Validation of the SGM protein tertiary structure using a Ramachandran plot.
Ramachandran plot generated for the SWISS-MODEL-derived SGM protein structure to assess stereochemical quality. A total of 96.08% of amino acid residues were located in favored regions, while 3.92% were found in allowed regions, and no residues were detected in disallowed regions, indicating a reliable and structurally stable model.
3.7. Antigenicity, Allergenicity, and Solubility Evaluation
Antigenicity scores for six chimeric arrangements were calculated: SMG (0.6345), MSG (0.6218), MGS (0.6165), SGM (0.6394), GMS (0.6215), and GSM (0.6317). Based on antigenicity and structural analyses, the SGM was selected as the final construct. SGM was predicted to be non-allergenic, and its solubility score was 0.866.
3.8. Physicochemical Property Prediction
SGM exhibited a MW of 42.62 kDa and a pI of 5.53. The protein contained 58 negatively charged residues (Asp + Glu) and 45 positively charged residues (Arg + Lys).

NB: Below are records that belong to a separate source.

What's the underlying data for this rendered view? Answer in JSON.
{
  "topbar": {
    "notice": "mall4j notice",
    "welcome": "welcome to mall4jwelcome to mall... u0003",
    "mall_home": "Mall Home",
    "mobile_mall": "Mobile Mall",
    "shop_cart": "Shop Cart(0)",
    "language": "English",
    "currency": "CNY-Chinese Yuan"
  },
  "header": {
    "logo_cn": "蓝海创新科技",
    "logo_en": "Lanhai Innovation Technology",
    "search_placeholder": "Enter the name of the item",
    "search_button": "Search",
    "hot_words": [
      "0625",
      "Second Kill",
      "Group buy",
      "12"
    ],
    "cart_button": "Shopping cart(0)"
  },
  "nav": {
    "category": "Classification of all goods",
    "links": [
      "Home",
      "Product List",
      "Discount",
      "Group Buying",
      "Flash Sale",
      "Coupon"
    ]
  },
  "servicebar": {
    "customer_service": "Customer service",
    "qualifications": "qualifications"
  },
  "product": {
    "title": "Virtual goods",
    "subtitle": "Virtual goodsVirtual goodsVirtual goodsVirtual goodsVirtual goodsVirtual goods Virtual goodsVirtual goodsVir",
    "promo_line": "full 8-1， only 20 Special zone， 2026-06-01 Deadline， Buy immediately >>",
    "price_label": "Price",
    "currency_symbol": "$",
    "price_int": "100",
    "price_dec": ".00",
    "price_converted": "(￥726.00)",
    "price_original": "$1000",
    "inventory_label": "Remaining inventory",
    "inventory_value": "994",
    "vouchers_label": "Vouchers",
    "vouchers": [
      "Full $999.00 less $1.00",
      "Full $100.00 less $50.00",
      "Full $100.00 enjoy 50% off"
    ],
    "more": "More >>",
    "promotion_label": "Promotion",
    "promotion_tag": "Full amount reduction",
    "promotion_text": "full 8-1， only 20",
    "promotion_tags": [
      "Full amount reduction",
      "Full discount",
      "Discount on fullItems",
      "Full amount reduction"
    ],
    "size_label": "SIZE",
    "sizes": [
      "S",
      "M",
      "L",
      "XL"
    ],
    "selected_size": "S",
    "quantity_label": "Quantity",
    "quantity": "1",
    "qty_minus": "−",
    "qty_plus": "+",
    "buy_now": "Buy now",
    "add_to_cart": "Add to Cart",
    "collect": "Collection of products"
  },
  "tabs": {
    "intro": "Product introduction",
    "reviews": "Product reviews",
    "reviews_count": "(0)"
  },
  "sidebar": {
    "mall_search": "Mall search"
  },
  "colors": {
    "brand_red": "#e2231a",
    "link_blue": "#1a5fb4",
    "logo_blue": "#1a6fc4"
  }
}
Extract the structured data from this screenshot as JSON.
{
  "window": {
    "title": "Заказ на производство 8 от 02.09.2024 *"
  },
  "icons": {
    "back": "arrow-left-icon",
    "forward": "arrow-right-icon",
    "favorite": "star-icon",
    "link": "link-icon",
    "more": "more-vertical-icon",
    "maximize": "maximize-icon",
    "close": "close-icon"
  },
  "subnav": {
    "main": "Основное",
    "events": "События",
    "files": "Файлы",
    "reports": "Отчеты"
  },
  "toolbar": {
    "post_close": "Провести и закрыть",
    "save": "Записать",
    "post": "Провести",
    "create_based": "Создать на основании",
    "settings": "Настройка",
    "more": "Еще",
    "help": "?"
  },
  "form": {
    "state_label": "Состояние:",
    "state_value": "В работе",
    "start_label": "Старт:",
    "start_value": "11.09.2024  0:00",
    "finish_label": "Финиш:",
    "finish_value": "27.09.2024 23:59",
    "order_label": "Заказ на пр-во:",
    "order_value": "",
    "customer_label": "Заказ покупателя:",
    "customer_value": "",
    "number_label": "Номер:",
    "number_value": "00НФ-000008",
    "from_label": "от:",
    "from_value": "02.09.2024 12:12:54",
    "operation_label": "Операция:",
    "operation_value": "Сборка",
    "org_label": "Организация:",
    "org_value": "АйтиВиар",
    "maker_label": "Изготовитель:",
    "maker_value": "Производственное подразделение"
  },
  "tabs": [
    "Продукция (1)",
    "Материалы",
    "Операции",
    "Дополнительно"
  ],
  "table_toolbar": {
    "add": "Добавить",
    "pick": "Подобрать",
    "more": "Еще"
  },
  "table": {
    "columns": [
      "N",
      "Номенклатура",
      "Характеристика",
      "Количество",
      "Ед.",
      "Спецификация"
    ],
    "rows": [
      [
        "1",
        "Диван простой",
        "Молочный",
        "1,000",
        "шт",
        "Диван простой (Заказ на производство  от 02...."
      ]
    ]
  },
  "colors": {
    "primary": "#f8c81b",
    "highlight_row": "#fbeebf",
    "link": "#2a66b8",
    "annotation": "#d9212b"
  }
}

The predicted half-life was approximately 30 hours in mammalian reticulocytes, more than 20 hours in yeast, and more than 10 hours in E. coli. The instability index of 32.05 classified SGM as stable. The GRAVY score was –0.570, and the aliphatic index was 67.16, indicating good hydrophilicity and thermal stability.
3.9. Codon Optimization
The chimeric gene was reverse-translated and codon-optimized using the EBI server to enhance expression efficiency in E. coli by adapting codon usage to the host organism.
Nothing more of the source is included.